Of course, we are all paying for this, because look at what has happened to rates—42 per cent, 45 per cent average. But in many, many suburbs across this town, when you knock on doors or go to shopping centres and talk to people, people’s rates have gone up exponentially. People are paying more than anywhere else in Australia for their household rates, and what are they getting for it? The longest waiting times in Australia, overcrowded schools, a rundown bus system that has the lowest patronage figures in the ACT’s history and fees and charges going through the roof.

Remember when late night parking fees came into Civic. I think it was Ms Lawder who questioned Mr Barr about what impact that would have on lower paid Canberrans, on retail workers, on hospitality workers. And what did Mr Barr say? “Well, it’s the difference when you are having a $100 dinner in Civic between sparkling water and still water.” No wonder the government are failing on every single measure when that is the attitude this arrogant, out-of-touch government have. They think the fees and charges and the cruel cost of living measures they are imposing on Canberrans are equivalent to sparkling versus still water at a $100 dinner in Civic. How out of touch and arrogant. How dismal. How cruel. Then they have the audacity to say, “Well, this is none of our problem. Let’s try to blame somebody else for this chronic mismanagement.” Well, these are all factors that relate directly to what is happening in the ACT.

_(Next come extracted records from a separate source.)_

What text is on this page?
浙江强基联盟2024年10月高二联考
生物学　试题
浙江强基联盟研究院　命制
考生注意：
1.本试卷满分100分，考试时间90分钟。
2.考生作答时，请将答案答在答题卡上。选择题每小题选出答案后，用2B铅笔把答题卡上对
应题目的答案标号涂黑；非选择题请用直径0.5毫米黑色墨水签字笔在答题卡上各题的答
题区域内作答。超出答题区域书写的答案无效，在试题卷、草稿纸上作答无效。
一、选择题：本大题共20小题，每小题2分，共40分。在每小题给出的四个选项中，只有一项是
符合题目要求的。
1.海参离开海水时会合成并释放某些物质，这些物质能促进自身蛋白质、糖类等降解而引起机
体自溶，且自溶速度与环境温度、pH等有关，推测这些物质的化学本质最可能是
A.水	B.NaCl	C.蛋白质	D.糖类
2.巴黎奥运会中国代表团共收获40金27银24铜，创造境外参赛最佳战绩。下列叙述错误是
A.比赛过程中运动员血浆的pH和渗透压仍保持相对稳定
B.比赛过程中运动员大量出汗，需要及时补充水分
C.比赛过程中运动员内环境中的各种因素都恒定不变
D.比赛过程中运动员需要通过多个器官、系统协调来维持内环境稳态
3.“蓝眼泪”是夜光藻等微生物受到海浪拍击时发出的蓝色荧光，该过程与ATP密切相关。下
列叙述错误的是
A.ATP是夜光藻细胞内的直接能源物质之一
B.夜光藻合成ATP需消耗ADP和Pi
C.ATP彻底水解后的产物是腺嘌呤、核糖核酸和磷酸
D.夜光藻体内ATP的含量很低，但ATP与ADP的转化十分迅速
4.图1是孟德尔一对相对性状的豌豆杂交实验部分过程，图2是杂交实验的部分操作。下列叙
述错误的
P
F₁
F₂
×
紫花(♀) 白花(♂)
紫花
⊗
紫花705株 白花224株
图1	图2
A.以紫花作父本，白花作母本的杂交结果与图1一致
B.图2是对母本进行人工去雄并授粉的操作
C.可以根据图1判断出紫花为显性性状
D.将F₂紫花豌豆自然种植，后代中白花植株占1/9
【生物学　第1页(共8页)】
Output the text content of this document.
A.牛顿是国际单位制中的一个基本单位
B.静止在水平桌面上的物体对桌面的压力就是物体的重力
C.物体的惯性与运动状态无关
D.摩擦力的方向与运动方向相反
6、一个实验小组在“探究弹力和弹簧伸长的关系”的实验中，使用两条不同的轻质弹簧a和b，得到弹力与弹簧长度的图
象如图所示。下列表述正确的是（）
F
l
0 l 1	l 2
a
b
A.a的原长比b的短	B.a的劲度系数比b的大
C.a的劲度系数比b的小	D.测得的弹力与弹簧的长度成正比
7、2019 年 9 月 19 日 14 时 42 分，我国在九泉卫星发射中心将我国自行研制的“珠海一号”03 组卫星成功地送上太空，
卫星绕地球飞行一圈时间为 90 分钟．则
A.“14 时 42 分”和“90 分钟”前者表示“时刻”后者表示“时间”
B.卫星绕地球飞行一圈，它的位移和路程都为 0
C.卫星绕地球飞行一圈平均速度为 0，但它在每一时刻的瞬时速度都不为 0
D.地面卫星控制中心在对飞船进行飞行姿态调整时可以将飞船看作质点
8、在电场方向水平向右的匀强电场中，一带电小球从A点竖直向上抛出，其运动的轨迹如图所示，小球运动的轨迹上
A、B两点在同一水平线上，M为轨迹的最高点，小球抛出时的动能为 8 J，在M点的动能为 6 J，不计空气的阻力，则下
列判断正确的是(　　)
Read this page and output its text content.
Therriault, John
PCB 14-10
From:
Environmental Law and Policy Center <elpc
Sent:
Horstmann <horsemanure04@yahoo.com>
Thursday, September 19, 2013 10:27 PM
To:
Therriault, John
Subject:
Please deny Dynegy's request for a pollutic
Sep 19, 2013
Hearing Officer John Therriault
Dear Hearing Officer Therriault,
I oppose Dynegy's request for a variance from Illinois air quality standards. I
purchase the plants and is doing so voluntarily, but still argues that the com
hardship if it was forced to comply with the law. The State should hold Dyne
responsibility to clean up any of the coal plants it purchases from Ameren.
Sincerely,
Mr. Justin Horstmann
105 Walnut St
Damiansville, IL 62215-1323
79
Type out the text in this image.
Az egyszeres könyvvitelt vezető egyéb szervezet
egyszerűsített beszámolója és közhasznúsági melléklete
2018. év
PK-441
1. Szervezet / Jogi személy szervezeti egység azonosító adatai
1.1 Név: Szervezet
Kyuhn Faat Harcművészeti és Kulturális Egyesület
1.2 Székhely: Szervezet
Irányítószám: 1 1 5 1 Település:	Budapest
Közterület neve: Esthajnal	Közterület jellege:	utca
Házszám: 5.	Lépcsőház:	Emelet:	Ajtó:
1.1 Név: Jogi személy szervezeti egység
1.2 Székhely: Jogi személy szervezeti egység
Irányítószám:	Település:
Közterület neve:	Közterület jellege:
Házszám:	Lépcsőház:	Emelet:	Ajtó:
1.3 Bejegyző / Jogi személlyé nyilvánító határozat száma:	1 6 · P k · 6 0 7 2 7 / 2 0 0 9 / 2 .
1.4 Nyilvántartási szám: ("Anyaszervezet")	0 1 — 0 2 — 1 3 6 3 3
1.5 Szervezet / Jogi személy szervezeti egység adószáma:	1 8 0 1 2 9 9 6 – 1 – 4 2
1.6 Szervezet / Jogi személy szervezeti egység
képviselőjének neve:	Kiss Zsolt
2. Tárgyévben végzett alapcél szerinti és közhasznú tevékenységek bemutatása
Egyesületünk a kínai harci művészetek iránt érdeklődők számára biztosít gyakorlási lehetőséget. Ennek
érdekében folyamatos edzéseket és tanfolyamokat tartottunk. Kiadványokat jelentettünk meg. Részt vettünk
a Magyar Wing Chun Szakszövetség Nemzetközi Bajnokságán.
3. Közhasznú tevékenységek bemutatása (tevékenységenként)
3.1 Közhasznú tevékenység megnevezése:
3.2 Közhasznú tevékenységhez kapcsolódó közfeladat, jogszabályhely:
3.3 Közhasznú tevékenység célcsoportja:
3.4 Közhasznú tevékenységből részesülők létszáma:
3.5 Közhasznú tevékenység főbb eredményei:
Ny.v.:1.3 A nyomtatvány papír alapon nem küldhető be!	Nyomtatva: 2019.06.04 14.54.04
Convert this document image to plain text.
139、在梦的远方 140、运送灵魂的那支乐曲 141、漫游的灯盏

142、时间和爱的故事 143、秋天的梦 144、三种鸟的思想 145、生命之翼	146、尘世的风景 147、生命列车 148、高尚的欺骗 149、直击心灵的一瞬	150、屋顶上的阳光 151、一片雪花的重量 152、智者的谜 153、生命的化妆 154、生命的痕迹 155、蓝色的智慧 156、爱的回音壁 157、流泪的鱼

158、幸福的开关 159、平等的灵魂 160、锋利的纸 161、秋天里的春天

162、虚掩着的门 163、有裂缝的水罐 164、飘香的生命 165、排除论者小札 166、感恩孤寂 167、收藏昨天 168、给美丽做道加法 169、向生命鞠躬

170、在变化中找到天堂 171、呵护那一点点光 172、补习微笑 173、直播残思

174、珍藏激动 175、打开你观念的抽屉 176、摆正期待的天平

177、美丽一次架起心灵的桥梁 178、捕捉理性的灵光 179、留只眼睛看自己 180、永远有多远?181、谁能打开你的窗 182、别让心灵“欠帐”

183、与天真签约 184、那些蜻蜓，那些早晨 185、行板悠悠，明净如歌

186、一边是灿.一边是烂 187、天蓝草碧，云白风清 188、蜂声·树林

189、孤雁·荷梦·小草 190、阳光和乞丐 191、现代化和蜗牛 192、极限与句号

Of course, in the budget last night we saw initiatives that will get business going. On the back of the work that was done in the previous budget last year what we are seeing this year are more initiatives that will get small business going. I have heard the Business Chamber talking positively; I have heard Peter Strong from Small Business Australia talking. There are many small businesses in this town—the people who create wealth and who create jobs—saying, “This is great. This is really good for Australia and it’s really good for Canberra. We’re going to get more employment. We’re going to get more activity happening, and that is good for Australia. That is good for Canberra.”